Планер, как и предсказывал полковник Кроу, протянул ровно милю. Мишель заранее вырезал из своей куртки черные номера, оставив одежду с прорехами. Это было безопасней, чем разгуливать по Дрездену в тюремном наряде. Для кузена французский товарищ, работавший на лагерном складе, достал сверток с гражданской одеждой. Потрепанные вещи держали на случай визитов Красного Креста. По правилам Женевской конвенции, военнопленных запрещалось одевать в тюремные куртки, с номерами. Они должны были носить форму, или штатские костюмы. Мишель подозревал, что гражданские пиджаки привозили из Дрездена, из ариизированных квартир. Кузен тоже догадался, откуда взялся его костюм. Переодеваясь, Стивен мрачно сказал:
– Вернусь домой, и буду настаивать на бомбежках…, – он сочно выругался, – лагерей. Хотя они не являются стратегическими объектами, по мнению наших военных. Но вообще…, – он быстро и ловко собирал планер, – ходят слухи, что Люфтваффе не ограничится атаками на наши корабли, в проливе, и Северном море. Придется защищать Британию…, – приземлившись на картофельном поле, разобрав планер, они забросали детали землей. Мишель, внезапно, сказал:
– Я никогда не летал на самолете.
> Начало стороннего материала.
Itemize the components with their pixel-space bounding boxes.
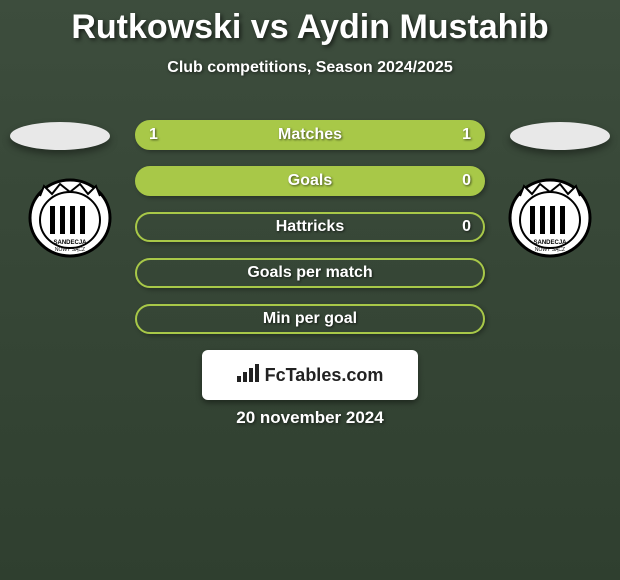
stat-row-min-per-goal: Min per goal <box>135 304 485 334</box>
stat-right-value: 0 <box>462 172 471 190</box>
club-crest-left: SANDECJA NOWY SĄCZ <box>20 178 120 263</box>
player-photo-placeholder-left <box>10 122 110 150</box>
svg-text:NOWY SĄCZ: NOWY SĄCZ <box>55 247 85 253</box>
stat-row-goals: Goals 0 <box>135 166 485 196</box>
subtitle: Club competitions, Season 2024/2025 <box>0 59 620 77</box>
stat-label: Goals per match <box>247 264 372 282</box>
stat-label: Hattricks <box>276 218 344 236</box>
stat-left-value: 1 <box>149 126 158 144</box>
stat-row-hattricks: Hattricks 0 <box>135 212 485 242</box>
stat-right-value: 0 <box>462 218 471 236</box>
stat-row-matches: 1 Matches 1 <box>135 120 485 150</box>
date: 20 november 2024 <box>0 408 620 428</box>
stat-label: Goals <box>288 172 332 190</box>
stat-label: Min per goal <box>263 310 357 328</box>
brand-box[interactable]: FcTables.com <box>202 350 418 400</box>
stat-right-value: 1 <box>462 126 471 144</box>
club-crest-right: SANDECJA NOWY SĄCZ <box>500 178 600 263</box>
stat-row-goals-per-match: Goals per match <box>135 258 485 288</box>
page-title: Rutkowski vs Aydin Mustahib <box>0 0 620 47</box>
brand-text: FcTables.com <box>265 365 384 386</box>
svg-text:NOWY SĄCZ: NOWY SĄCZ <box>535 247 565 253</box>
svg-text:SANDECJA: SANDECJA <box>533 240 567 246</box>
stat-label: Matches <box>278 126 342 144</box>
stats-container: 1 Matches 1 Goals 0 Hattricks 0 Goals pe… <box>135 120 485 350</box>
bar-chart-icon <box>237 364 259 387</box>
svg-text:SANDECJA: SANDECJA <box>53 240 87 246</box>
player-photo-placeholder-right <box>510 122 610 150</box>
Это в первый раз…, – июльская ночь была теплой, тихой, на огромном небе догорали звезды. Стивен хохотнул: «Обещаю, что не в последний».
Товарищи снабдили их рейхсмарками, выручкой от продажи сигарет охранникам. Стивен и Мишель, добравшись пешком до следующей станции после Кольдица, сели на первый пригородный поезд, в Дрезден. Рано утром здесь вряд ли могли появиться патрули, но Мишель, все равно, велел не рисковать. Они не стали доезжать до центрального вокзала, где их мог встретить наряд гестапо. Мишель был уверен, что после утренней поверки, комендант Шмидт разошлет, по Саксонии, телеграммы о побеге. Они оба хорошо говорили по-немецки, но с заметным акцентом, и документов у них никаких не имелось.
Когда поезд оказался в Дрездене, они вышли на маленькой платформе, в рабочем районе. Кафе открывались, они нашли неприметное заведение. Мишель вернулся с кружками к расшатанному столу: «Первый кофе за почти год, поверить не могу». Им все равно надо было появиться в центре города. Чтобы оказаться в Галерее Старых Мастеров, где работала Густи, как ее называл Мишель, надо было пройти мимо Фрауэнкирхе. «Придется рискнуть, – вздохнул капитан де Лу, – другого пути нет».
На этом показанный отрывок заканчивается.